Christopher B. Williams is L. S. Randolph Professor and Electro Mechanical Corporation Faculty Fellow in the Department of Mechanical Engineering at Virginia Tech. He is the Director of the Design, Research, and Education for Additive Manufacturing Systems (DREAMS) Laboratory and Interim Director of the Macromolecules Innovation Institute (MII). His research contributions have been recognized by nine Best Paper awards at international design, manufacturing, and engineering education conferences. He is a recipient of a National Science Foundation CAREER Award (2013), the 2012 International Outstanding Young Researcher in Freeform and Additive Fabrication Award, and the 2010 Emerald Engineering Additive Manufacturing Outstanding Doctoral Research Award. He serves on the Additive Manufacturing Community Advisors for SME. Chris holds a Ph.D. and M.S. in Mechanical Engineering from the Georgia Institute of Technology (Atlanta, Georgia) and a B.S. with High Honors in Mechanical Engineering from the University of Florida (Gainesville, Florida).

"As a Johnson & Johnson Research Fellow and Lead for 3D Bioprinting and Tissue Regen Technologies, Orquidea (Orchid) Garcia is the technical lead for 3D bioprinting, and related tissue regen technology development and knowledge transfer.

Orchid has extensive experience identifying novel technologies through scientific discovery and translating them into patentable, marketable technologies both in industry and academia. Having served as the scientific subject matter expert on numerous initiatives, she brings a keen understanding of world-wide technical, scientific, regulatory and policy issues that face the business.

Previously, Orchid held various positions at J&J in Medical Affairs, Clinical Affairs and Regulatory Affairs. She received a Bachelor of Science degree in Biochemistry and Cellular Biology from the University of California San Diego; a Master of Science degree in Microbiology from California State University Los Angeles; and a PhD from the University of Southern California, Keck School of Medicine. She is a Fellow of the California Institute of Regenerative Medicine (CIRM). Orchid is based in Irvine, CA."

"Eugene Boland, Ph.D., has over 25 years in laboratory research, with a specific focus on developing engineering solutions for cardiovascular diseases as well as chronic wounds. His materials expertise extends from bioinert metals and ceramics to bioactive and bioresorbable electrospun polymers and proteins. After receiving his Bachelor of Science in Biomedical Engineering from Marquette University in 1994, Dr. Boland went on to receive his Ph.D. in Biomedical Engineering from Virginia Commonwealth University in 2004 after 6 years in cardiovascular medical device field.

Dr. Boland has held senior engineering positions with companies such as St. Jude Medical Inc., Cordis (a Johnson & Johnson Co.) and Cryolife before completing his doctorate. More recently he has held the position of principal scientist with Tissue Genesis, Inc., and Chief of Regenerative Medicine at the University of Louisville's Cardiovascular Innovation Institute before joining Techshot in the role of Chief Scientist in 2013.

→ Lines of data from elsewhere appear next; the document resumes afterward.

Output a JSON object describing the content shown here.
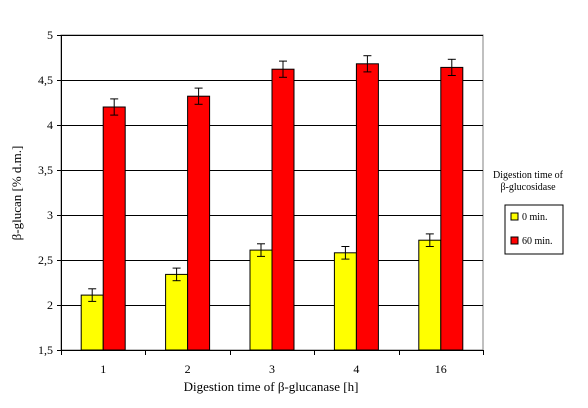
{
  "chart_data": {
    "type": "bar",
    "title": "",
    "xlabel": "Digestion time of β-glucanase [h]",
    "ylabel": "β-glucan [% d.m.]",
    "categories": [
      "1",
      "2",
      "3",
      "4",
      "16"
    ],
    "ylim": [
      1.5,
      5
    ],
    "yticks": [
      "1,5",
      "2",
      "2,5",
      "3",
      "3,5",
      "4",
      "4,5",
      "5"
    ],
    "ytick_values": [
      1.5,
      2,
      2.5,
      3,
      3.5,
      4,
      4.5,
      5
    ],
    "grid": "horizontal",
    "legend": {
      "title_line1": "Digestion time of",
      "title_line2": "β-glucosidase",
      "placement": "right"
    },
    "series": [
      {
        "name": "0 min.",
        "color": "#ffff00",
        "values": [
          2.11,
          2.34,
          2.61,
          2.58,
          2.72
        ],
        "errors": [
          0.07,
          0.07,
          0.07,
          0.07,
          0.07
        ]
      },
      {
        "name": "60 min.",
        "color": "#ff0000",
        "values": [
          4.2,
          4.32,
          4.62,
          4.68,
          4.64
        ],
        "errors": [
          0.09,
          0.09,
          0.09,
          0.09,
          0.09
        ]
      }
    ]
  }
}
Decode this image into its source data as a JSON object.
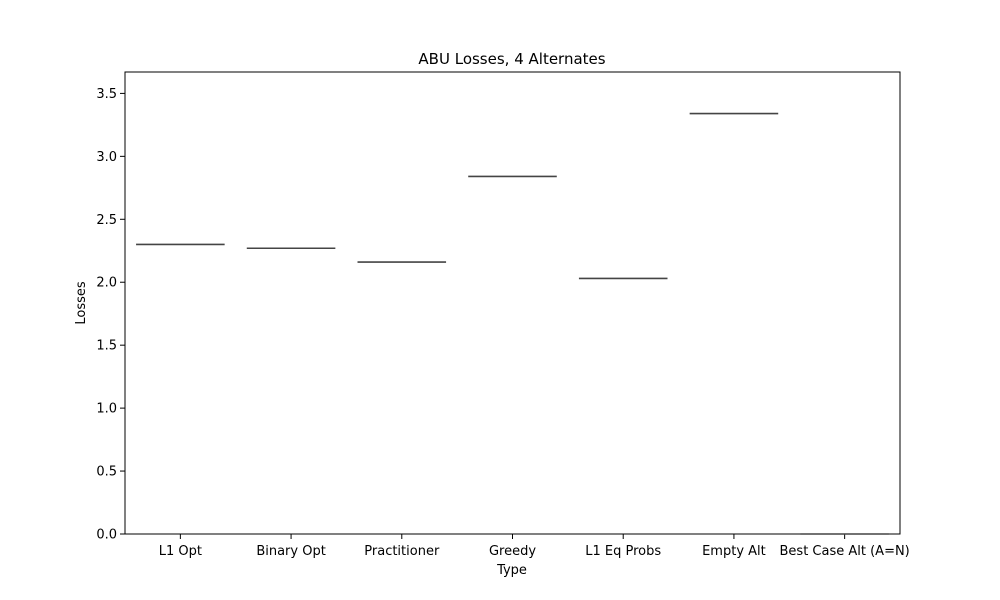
{
  "chart_data": {
    "type": "box",
    "title": "ABU Losses, 4 Alternates",
    "xlabel": "Type",
    "ylabel": "Losses",
    "categories": [
      "L1 Opt",
      "Binary Opt",
      "Practitioner",
      "Greedy",
      "L1 Eq Probs",
      "Empty Alt",
      "Best Case Alt (A=N)"
    ],
    "values": [
      2.3,
      2.27,
      2.16,
      2.84,
      2.03,
      3.34,
      0.0
    ],
    "ylim": [
      0,
      3.67
    ],
    "yticks": [
      0.0,
      0.5,
      1.0,
      1.5,
      2.0,
      2.5,
      3.0,
      3.5
    ],
    "ytick_labels": [
      "0.0",
      "0.5",
      "1.0",
      "1.5",
      "2.0",
      "2.5",
      "3.0",
      "3.5"
    ],
    "grid": false,
    "legend": "none",
    "colors": {
      "median": "#444444",
      "axis": "#000000",
      "background": "#ffffff"
    }
  }
}
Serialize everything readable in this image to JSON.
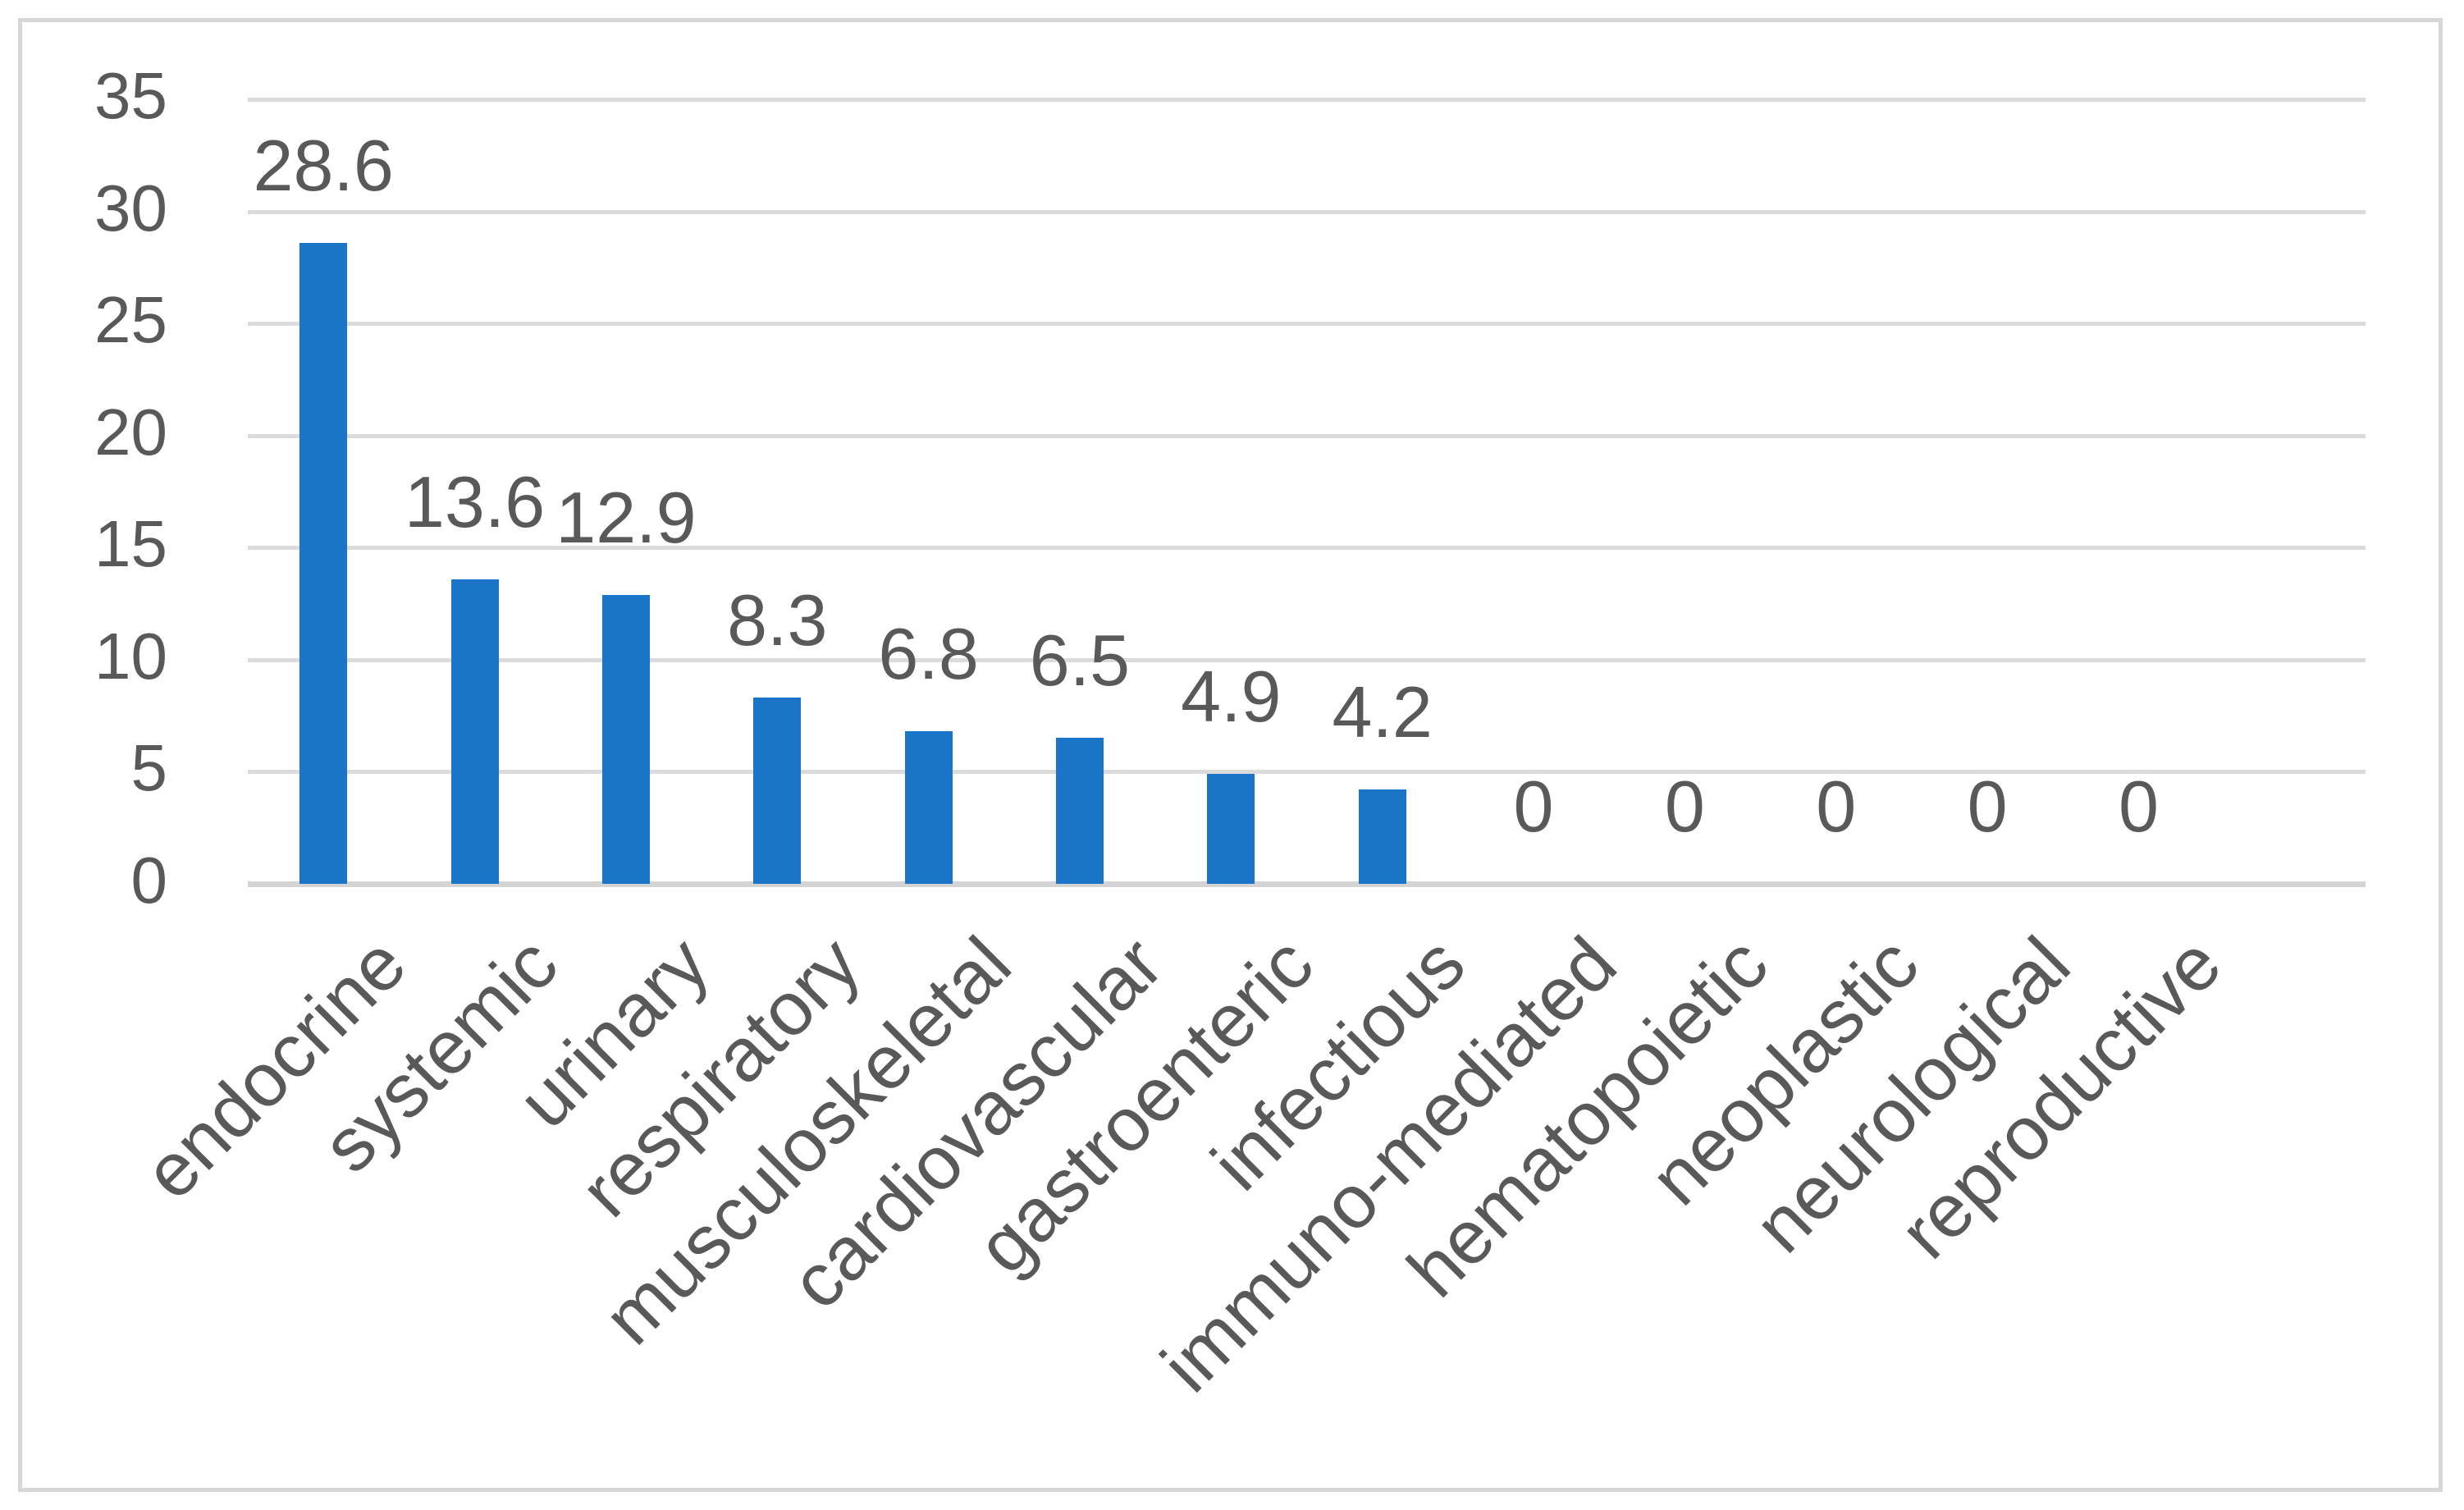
{
  "chart_data": {
    "type": "bar",
    "title": "",
    "xlabel": "",
    "ylabel": "",
    "categories": [
      "endocrine",
      "systemic",
      "urinary",
      "respiratory",
      "musculoskeletal",
      "cardiovascular",
      "gastroenteric",
      "infectious",
      "immuno-mediated",
      "hematopoietic",
      "neoplastic",
      "neurological",
      "reproductive"
    ],
    "values": [
      28.6,
      13.6,
      12.9,
      8.3,
      6.8,
      6.5,
      4.9,
      4.2,
      0,
      0,
      0,
      0,
      0
    ],
    "data_labels": [
      "28.6",
      "13.6",
      "12.9",
      "8.3",
      "6.8",
      "6.5",
      "4.9",
      "4.2",
      "0",
      "0",
      "0",
      "0",
      "0"
    ],
    "ylim": [
      0,
      35
    ],
    "ytick_step": 5,
    "ytick_labels": [
      "0",
      "5",
      "10",
      "15",
      "20",
      "25",
      "30",
      "35"
    ],
    "grid": true,
    "legend_visible": false,
    "x_label_rotation_deg": 45,
    "bar_color": "#1A74C8",
    "text_color": "#595959",
    "gridline_color": "#DBDBDB",
    "axis_line_color": "#D4D4D4",
    "frame_border_color": "#D7D7D7",
    "background_color": "#FFFFFF"
  }
}
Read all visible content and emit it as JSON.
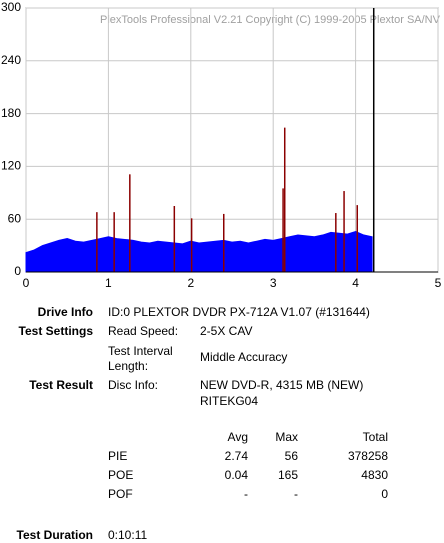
{
  "chart_data": {
    "type": "area",
    "title": "PlexTools Professional V2.21 Copyright (C) 1999-2005 Plextor SA/NV",
    "xlim": [
      0,
      5
    ],
    "xticks": [
      0,
      1,
      2,
      3,
      4,
      5
    ],
    "ylim": [
      0,
      300
    ],
    "yticks": [
      0,
      60,
      120,
      180,
      240,
      300
    ],
    "grid": true,
    "series": [
      {
        "name": "PIE",
        "color": "#0000ff",
        "style": "area",
        "x": [
          0,
          0.1,
          0.2,
          0.3,
          0.4,
          0.5,
          0.6,
          0.7,
          0.8,
          0.9,
          1,
          1.1,
          1.2,
          1.3,
          1.4,
          1.5,
          1.6,
          1.7,
          1.8,
          1.9,
          2,
          2.1,
          2.2,
          2.3,
          2.4,
          2.5,
          2.6,
          2.7,
          2.8,
          2.9,
          3,
          3.1,
          3.2,
          3.3,
          3.4,
          3.5,
          3.6,
          3.7,
          3.8,
          3.9,
          4,
          4.1,
          4.2
        ],
        "values": [
          22,
          25,
          30,
          33,
          36,
          38,
          35,
          34,
          36,
          38,
          40,
          38,
          37,
          36,
          34,
          33,
          35,
          34,
          33,
          32,
          35,
          33,
          34,
          35,
          36,
          34,
          35,
          33,
          35,
          37,
          36,
          38,
          40,
          42,
          41,
          40,
          42,
          45,
          44,
          43,
          46,
          42,
          40
        ]
      },
      {
        "name": "POE",
        "color": "#8b0000",
        "style": "spike",
        "x": [
          0.86,
          1.07,
          1.26,
          1.8,
          2.01,
          2.4,
          3.12,
          3.14,
          3.76,
          3.86,
          4.02
        ],
        "values": [
          68,
          68,
          111,
          75,
          61,
          66,
          95,
          164,
          67,
          92,
          76
        ]
      }
    ],
    "vlines": [
      {
        "x": 4.22,
        "color": "#000000"
      }
    ]
  },
  "report": {
    "drive_info": {
      "label": "Drive Info",
      "value": "ID:0 PLEXTOR DVDR PX-712A V1.07 (#131644)"
    },
    "test_settings": {
      "label": "Test Settings",
      "rows": [
        [
          "Read Speed:",
          "2-5X CAV"
        ],
        [
          "Test Interval Length:",
          "Middle Accuracy"
        ]
      ]
    },
    "test_result": {
      "label": "Test Result",
      "key": "Disc Info:",
      "lines": [
        "NEW DVD-R, 4315 MB (NEW)",
        "RITEKG04"
      ]
    },
    "table": {
      "header": [
        "Avg",
        "Max",
        "Total"
      ],
      "rows": [
        [
          "PIE",
          "2.74",
          "56",
          "378258"
        ],
        [
          "POE",
          "0.04",
          "165",
          "4830"
        ],
        [
          "POF",
          "-",
          "-",
          "0"
        ]
      ]
    },
    "duration": {
      "label": "Test Duration",
      "value": "0:10:11"
    }
  }
}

He is currently leading a collaborative team managing the Techshot BioFabrication Facility (BFF) installed aboard the International Space Station both for our own tissue and neo-organ commercial efforts and as a materials research and development platform for the microgravity community. In addition, he is leading efforts at Techshot to develop biologically-derived inks (mimetic bioinks) to take advantage of the unique capability that microgravity offers in tissue development as well as a method to induce, expand and differentiate human induced pluripotent stem cells in a microgravity environment."

Luke Mohr, Applications Engineer, develops schema for the additive manufacturing (AM) database at EWI's Buffalo Manufacturing Works. He provides technical and strategic support in data science and management and in x-ray CT algorithm development. Utilizing his background in dynamical systems and probability, Luke applies his subject expertise in determining the need for big data analysis and NDE in AM development and standardization.